一种微孔-介孔层级沸石材料及其制备方法和用途,其制备方法包括:在包括硅源和铝源的沸石合成液中引入负离子前驱体作为有机致介孔剂,负离子前驱体能够在沸石合成液中形成稳定的有机负离子,有机负离子作为亲核试剂进攻沸石骨架中的Si-O/Al-O位点,使骨架部分溶解形成晶内介孔,得到微孔-介孔层级沸石材料,其包括沸石结构以及任选存在的寄居在沸石结构的孔道中的分散负离子前驱体,沸石结构包括微孔结构和介孔结构,并且至少部分介孔结构位于晶体内部。提出了一种全新的机理,避免了产生相分离、合成步骤复杂及成本昂贵等问题,而且后处理不需要通过煅烧除去模板,仅仅通过去离子水水洗即可获得多级孔沸石。

Description

一种微孔-介孔层级沸石材料及其制备方法和用途 技术领域
本发明涉及沸石材料技术领域,尤其涉及一种微孔-介孔层级沸石材料及其制备方法和用途。
背景技术
沸石(Zeolite)是由[TO 4]([SiO 4]、[AlO 4]或[PO 4]等)四面体之间通过共用顶点形成三维四连接骨架具有周期性孔道的硅铝酸盐晶体。由于其具有均匀的孔道结构,内在可调的酸性位点,优良的择形选择性以及拥有高的比表面积、热稳定性、化学稳定性和机械稳定性,沸石在催化、吸附和离子交换等领域具有广泛的应用。大部分的沸石都是需要在有机胺或季铵作为结构导向剂下合成,但是传统的微孔沸石孔径较小,通常小于1nm,在催化反应中会严重阻碍大分子在沸石孔道内部的扩散,容易造成沸石孔道的堵塞和积碳效应,使催化剂寿命大大降低。近十年来,为了解决上述扩散限制问题,人们在微孔沸石的基础上引入介孔结构,从而形成同时具有微孔和介孔的新型沸石体系。这种多级孔结构沸石不仅保留了传统沸石的优良特性,而且存在的介孔结构克服了尺径较大的分子的扩散限制,大大扩展了沸石材料的应用范围,可以在传统沸石材料无法实现的领域,如蛋白吸附、大分子催化、过渡金属离子交换等应用实现突破。

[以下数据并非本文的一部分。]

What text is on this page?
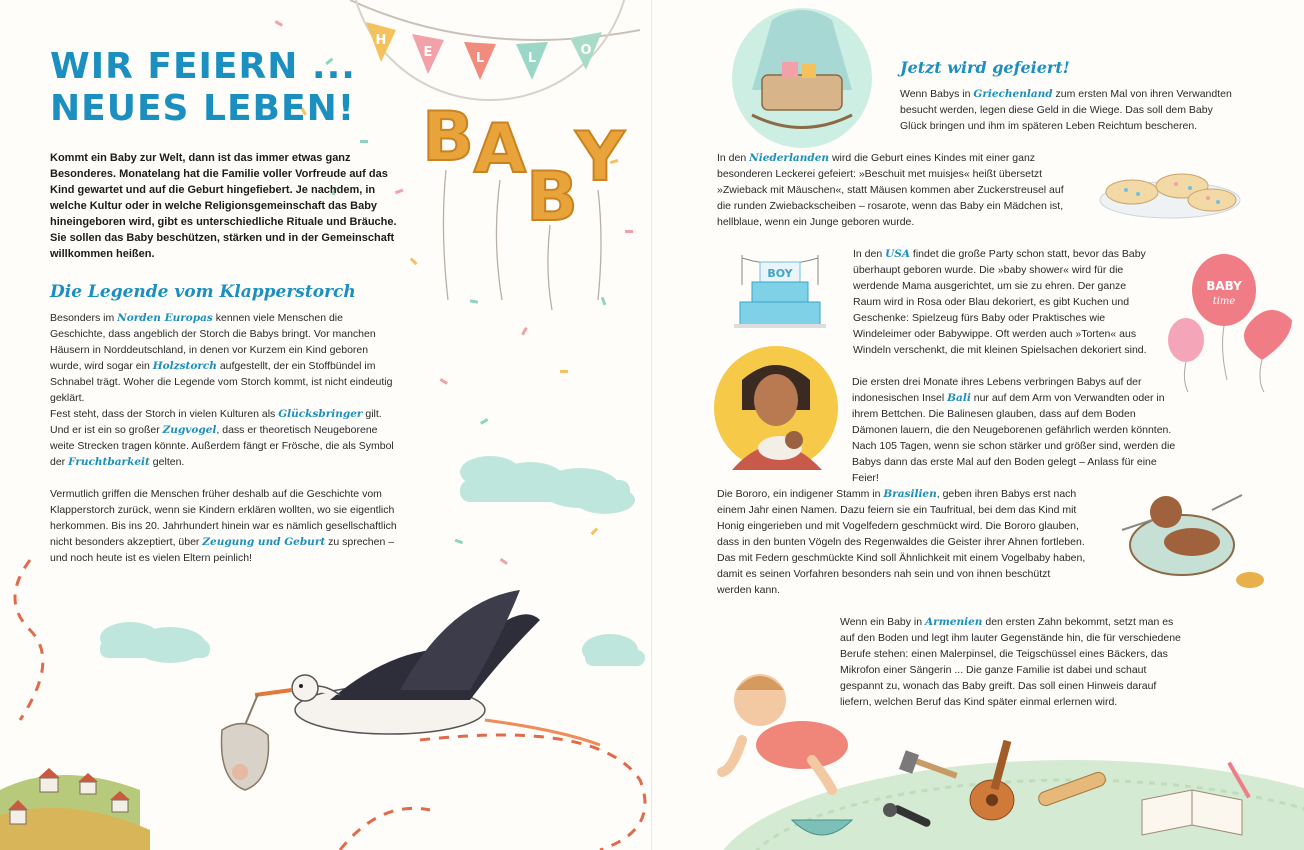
H
E	L	L
O
B A
B
Y
WIR FEIERN ...
NEUES LEBEN!

Kommt ein Baby zur Welt, dann ist das immer etwas ganz Besonderes. Monatelang hat die Familie voller Vorfreude auf das Kind gewartet und auf die Geburt hingefiebert. Je nachdem, in welche Kultur oder in welche Religionsgemeinschaft das Baby hineingeboren wird, gibt es unterschiedliche Rituale und Bräuche. Sie sollen das Baby beschützen, stärken und in der Gemeinschaft willkommen heißen.

Die Legende vom Klapperstorch

Besonders im Norden Europas kennen viele Menschen die Geschichte, dass angeblich der Storch die Babys bringt. Vor manchen Häusern in Norddeutschland, in denen vor Kurzem ein Kind geboren wurde, wird sogar ein Holzstorch aufgestellt, der ein Stoffbündel im Schnabel trägt. Woher die Legende vom Storch kommt, ist nicht eindeutig geklärt.

Fest steht, dass der Storch in vielen Kulturen als Glücksbringer gilt. Und er ist ein so großer Zugvogel, dass er theoretisch Neugeborene weite Strecken tragen könnte. Außerdem fängt er Frösche, die als Symbol der Fruchtbarkeit gelten.

Vermutlich griffen die Menschen früher deshalb auf die Geschichte vom Klapperstorch zurück, wenn sie Kindern erklären wollten, wo sie eigentlich herkommen. Bis ins 20. Jahrhundert hinein war es nämlich gesellschaftlich nicht besonders akzeptiert, über Zeugung und Geburt zu sprechen – und noch heute ist es vielen Eltern peinlich!

BOY
BABY
time
Jetzt wird gefeiert!

Wenn Babys in Griechenland zum ersten Mal von ihren Verwandten besucht werden, legen diese Geld in die Wiege. Das soll dem Baby Glück bringen und ihm im späteren Leben Reichtum bescheren.

In den Niederlanden wird die Geburt eines Kindes mit einer ganz besonderen Leckerei gefeiert: »Beschuit met muisjes« heißt übersetzt »Zwieback mit Mäuschen«, statt Mäusen kommen aber Zuckerstreusel auf die runden Zwiebackscheiben – rosarote, wenn das Baby ein Mädchen ist, hellblaue, wenn ein Junge geboren wurde.

In den USA findet die große Party schon statt, bevor das Baby überhaupt geboren wurde. Die »baby shower« wird für die werdende Mama ausgerichtet, um sie zu ehren. Der ganze Raum wird in Rosa oder Blau dekoriert, es gibt Kuchen und Geschenke: Spielzeug fürs Baby oder Praktisches wie Windeleimer oder Babywippe. Oft werden auch »Torten« aus Windeln verschenkt, die mit kleinen Spielsachen dekoriert sind.

Die ersten drei Monate ihres Lebens verbringen Babys auf der indonesischen Insel Bali nur auf dem Arm von Verwandten oder in ihrem Bettchen. Die Balinesen glauben, dass auf dem Boden Dämonen lauern, die den Neugeborenen gefährlich werden könnten. Nach 105 Tagen, wenn sie schon stärker und größer sind, werden die Babys dann das erste Mal auf den Boden gelegt – Anlass für eine Feier!

Die Bororo, ein indigener Stamm in Brasilien, geben ihren Babys erst nach einem Jahr einen Namen. Dazu feiern sie ein Taufritual, bei dem das Kind mit Honig eingerieben und mit Vogelfedern geschmückt wird. Die Bororo glauben, dass in den bunten Vögeln des Regenwaldes die Geister ihrer Ahnen fortleben. Das mit Federn geschmückte Kind soll Ähnlichkeit mit einem Vogelbaby haben, damit es seinen Vorfahren besonders nah sein und von ihnen beschützt werden kann.

Wenn ein Baby in Armenien den ersten Zahn bekommt, setzt man es auf den Boden und legt ihm lauter Gegenstände hin, die für verschiedene Berufe stehen: einen Malerpinsel, die Teigschüssel eines Bäckers, das Mikrofon einer Sängerin ... Die ganze Familie ist dabei und schaut gespannt zu, wonach das Baby greift. Das soll einen Hinweis darauf liefern, welchen Beruf das Kind später einmal erlernen wird.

正是由于具有层级结构的微孔-介孔分子筛的极大优势,近十年来对于该类结构的合成方法也得到了极大的发展。制备方法主要分为两大类,即自上而下的合成策略和自下而上的后处理策略。自上而下合成法又称为后处理法,通常是使用强酸或强碱,甚至是辐射的极端条件,将沸石骨架中的T原子强行溶出脱除,通过牺牲部分结晶度和固体质量来产生层级结构。这种方法操作简单, 便于工业化,但是通过溶解使T原子脱离骨架势必会对沸石框架的结晶度和机械性能造成极大的破坏,得到的孔道结构也不易控制,因此后处理法具有很大的局限性。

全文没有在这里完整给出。